I can see where some of your confusion about what the Stack Exchange model is comes from. SE does rather prominently display usernames, reputation levels, and badge counts below each post. We also allow users to customize their profile's about me as much as they like. However, as others have said fairly frequently in the comments... Stack Exchange isn't a social media network. StackExchange.com's about page quite clearly indicates the stated goal of the network:
Stack Overflow and the Stack Exchange network help people find the answers they need, when they need them.
That's the goal! All of Stack Exchange's sites are about getting folks the answers they need, when they need them, and continuing to provide a large repository of knowledge, in Q&A format, for future visitors. Some sites, like Code Golf, are a little bit different, but the core concept of "Ask a question, get an answer" is the same.
Let's move a bit beyond that, though. Voting is extremely important to the Stack Exchange model, but it's not, and has never, been about whose content you vote on. It has always been about what content you vote on. From the help center article on the "Voting corrected" reputation change reason:
always remember to vote for the post, not the person who wrote it.
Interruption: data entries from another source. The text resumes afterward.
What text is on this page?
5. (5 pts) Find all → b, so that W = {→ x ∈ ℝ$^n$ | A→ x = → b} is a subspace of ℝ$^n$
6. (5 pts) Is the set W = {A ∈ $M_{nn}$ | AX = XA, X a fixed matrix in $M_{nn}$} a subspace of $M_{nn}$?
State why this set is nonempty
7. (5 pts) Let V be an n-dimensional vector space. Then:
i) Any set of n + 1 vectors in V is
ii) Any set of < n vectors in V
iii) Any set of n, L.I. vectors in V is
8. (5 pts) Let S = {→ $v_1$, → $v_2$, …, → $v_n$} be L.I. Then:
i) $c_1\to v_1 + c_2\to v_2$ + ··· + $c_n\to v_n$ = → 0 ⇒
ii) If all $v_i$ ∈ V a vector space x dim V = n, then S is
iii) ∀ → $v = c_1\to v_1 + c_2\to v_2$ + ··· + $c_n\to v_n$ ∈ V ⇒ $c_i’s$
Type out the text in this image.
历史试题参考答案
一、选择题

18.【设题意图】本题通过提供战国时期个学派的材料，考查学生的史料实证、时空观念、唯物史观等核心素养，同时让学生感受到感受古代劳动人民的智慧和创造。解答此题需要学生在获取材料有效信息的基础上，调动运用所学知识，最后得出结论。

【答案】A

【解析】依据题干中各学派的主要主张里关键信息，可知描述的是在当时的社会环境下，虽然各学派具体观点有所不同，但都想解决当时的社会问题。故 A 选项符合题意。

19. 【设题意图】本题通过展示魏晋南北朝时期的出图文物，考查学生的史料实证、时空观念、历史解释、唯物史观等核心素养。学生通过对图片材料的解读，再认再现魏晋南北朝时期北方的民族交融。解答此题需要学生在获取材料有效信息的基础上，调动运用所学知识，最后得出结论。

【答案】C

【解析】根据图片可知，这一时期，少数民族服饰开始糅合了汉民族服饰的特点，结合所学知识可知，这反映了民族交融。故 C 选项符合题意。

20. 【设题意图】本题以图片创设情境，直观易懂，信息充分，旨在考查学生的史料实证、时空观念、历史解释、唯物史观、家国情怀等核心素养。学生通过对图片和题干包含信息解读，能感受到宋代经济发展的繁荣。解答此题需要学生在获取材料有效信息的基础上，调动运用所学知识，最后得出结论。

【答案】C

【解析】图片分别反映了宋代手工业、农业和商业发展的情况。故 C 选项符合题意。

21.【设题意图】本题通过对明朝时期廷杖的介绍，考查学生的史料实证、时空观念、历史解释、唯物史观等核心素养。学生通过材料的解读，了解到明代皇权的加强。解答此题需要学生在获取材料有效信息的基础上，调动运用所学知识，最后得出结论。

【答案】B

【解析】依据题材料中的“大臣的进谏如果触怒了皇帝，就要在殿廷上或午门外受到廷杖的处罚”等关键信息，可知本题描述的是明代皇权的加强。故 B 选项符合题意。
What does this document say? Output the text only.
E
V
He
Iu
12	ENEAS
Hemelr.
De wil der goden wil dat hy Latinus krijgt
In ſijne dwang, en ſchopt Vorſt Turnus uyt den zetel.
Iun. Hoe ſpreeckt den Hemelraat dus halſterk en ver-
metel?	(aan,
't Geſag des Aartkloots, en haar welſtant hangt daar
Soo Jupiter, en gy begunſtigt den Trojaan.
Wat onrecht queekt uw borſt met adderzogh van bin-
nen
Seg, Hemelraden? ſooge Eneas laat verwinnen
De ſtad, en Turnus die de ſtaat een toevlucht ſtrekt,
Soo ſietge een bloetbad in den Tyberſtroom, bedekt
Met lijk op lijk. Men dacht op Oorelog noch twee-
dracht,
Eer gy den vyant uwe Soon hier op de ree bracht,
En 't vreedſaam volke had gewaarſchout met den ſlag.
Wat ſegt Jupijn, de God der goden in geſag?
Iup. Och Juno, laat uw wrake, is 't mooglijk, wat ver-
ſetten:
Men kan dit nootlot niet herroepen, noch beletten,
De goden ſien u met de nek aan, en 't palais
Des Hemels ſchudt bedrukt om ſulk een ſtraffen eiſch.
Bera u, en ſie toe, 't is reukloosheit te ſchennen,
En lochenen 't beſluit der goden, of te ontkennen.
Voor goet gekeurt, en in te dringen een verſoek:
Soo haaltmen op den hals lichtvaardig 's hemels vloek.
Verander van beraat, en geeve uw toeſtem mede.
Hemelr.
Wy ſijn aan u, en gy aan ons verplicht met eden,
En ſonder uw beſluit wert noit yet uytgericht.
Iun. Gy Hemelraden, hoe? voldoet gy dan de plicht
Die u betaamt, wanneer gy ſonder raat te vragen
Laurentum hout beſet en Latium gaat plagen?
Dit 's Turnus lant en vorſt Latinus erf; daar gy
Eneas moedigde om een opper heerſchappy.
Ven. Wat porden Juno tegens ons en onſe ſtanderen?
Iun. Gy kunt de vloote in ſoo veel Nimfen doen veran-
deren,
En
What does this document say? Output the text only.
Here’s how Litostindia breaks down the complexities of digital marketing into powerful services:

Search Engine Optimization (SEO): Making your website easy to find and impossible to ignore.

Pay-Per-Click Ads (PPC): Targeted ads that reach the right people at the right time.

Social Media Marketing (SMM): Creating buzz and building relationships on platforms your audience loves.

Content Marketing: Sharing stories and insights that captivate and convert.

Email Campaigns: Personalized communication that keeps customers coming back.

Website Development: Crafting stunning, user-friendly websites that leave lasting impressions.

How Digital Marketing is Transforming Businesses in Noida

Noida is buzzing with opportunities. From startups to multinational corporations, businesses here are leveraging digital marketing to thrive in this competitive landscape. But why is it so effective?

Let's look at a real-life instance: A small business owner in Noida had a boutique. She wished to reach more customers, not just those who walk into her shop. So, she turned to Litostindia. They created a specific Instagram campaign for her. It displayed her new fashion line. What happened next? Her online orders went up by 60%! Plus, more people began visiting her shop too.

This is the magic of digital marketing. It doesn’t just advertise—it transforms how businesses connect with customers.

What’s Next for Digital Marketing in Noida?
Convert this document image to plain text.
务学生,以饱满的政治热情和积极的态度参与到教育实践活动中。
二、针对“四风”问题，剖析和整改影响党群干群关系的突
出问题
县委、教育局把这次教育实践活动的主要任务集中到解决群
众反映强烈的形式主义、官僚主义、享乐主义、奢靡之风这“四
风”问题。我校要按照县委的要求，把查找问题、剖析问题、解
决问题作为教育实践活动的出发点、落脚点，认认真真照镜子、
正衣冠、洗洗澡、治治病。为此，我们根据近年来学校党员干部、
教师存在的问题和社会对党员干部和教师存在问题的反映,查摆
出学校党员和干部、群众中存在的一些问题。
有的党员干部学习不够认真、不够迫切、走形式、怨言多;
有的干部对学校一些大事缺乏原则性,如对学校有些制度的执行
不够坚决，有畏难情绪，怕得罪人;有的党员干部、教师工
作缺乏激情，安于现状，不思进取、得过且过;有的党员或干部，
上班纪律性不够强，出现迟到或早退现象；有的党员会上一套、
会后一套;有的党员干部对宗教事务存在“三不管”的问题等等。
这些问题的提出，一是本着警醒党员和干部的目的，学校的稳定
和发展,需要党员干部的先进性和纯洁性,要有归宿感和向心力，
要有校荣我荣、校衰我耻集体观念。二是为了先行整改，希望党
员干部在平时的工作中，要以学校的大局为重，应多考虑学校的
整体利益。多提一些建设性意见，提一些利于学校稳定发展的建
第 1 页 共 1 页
Voting is the most powerful moderation tool we have, requiring very little reputation on Stack Exchange sites, because it allows you to help indicate what content is useful or not useful. Those votes will last for the foreseeable future, and when many users vote on a particular post, all future visitors will see how useful others found that post to be. The side effect of voting is that it affects reputation and therefore privileges, but reputation gain is a reward for posting useful content.
From your feature request:
I suppose I'm writing because interaction without upvotes has made little paranoid right now. It'd be nice to know who thinks you're smart.
I, and I hope others, don't attach any personal feeling to votes I cast. If I upvote a post of yours, I do so because I find it useful to the site. I'll sometimes even upvote posts that I disagree with, but still find useful, because I know that indicating that the content is useful is important to site health.
My recommendation to you is not to worry about the users who vote for your posts, and worry more about continuing to post good content. You didn't get well over 750 reputation (at the time of writing) on Stack Overflow by posting useless content, you got there by posting content that will hopefully last for years. It's that shared mindset that makes this site the library of knowledge that it is, and will hopefully continue to be for years to come.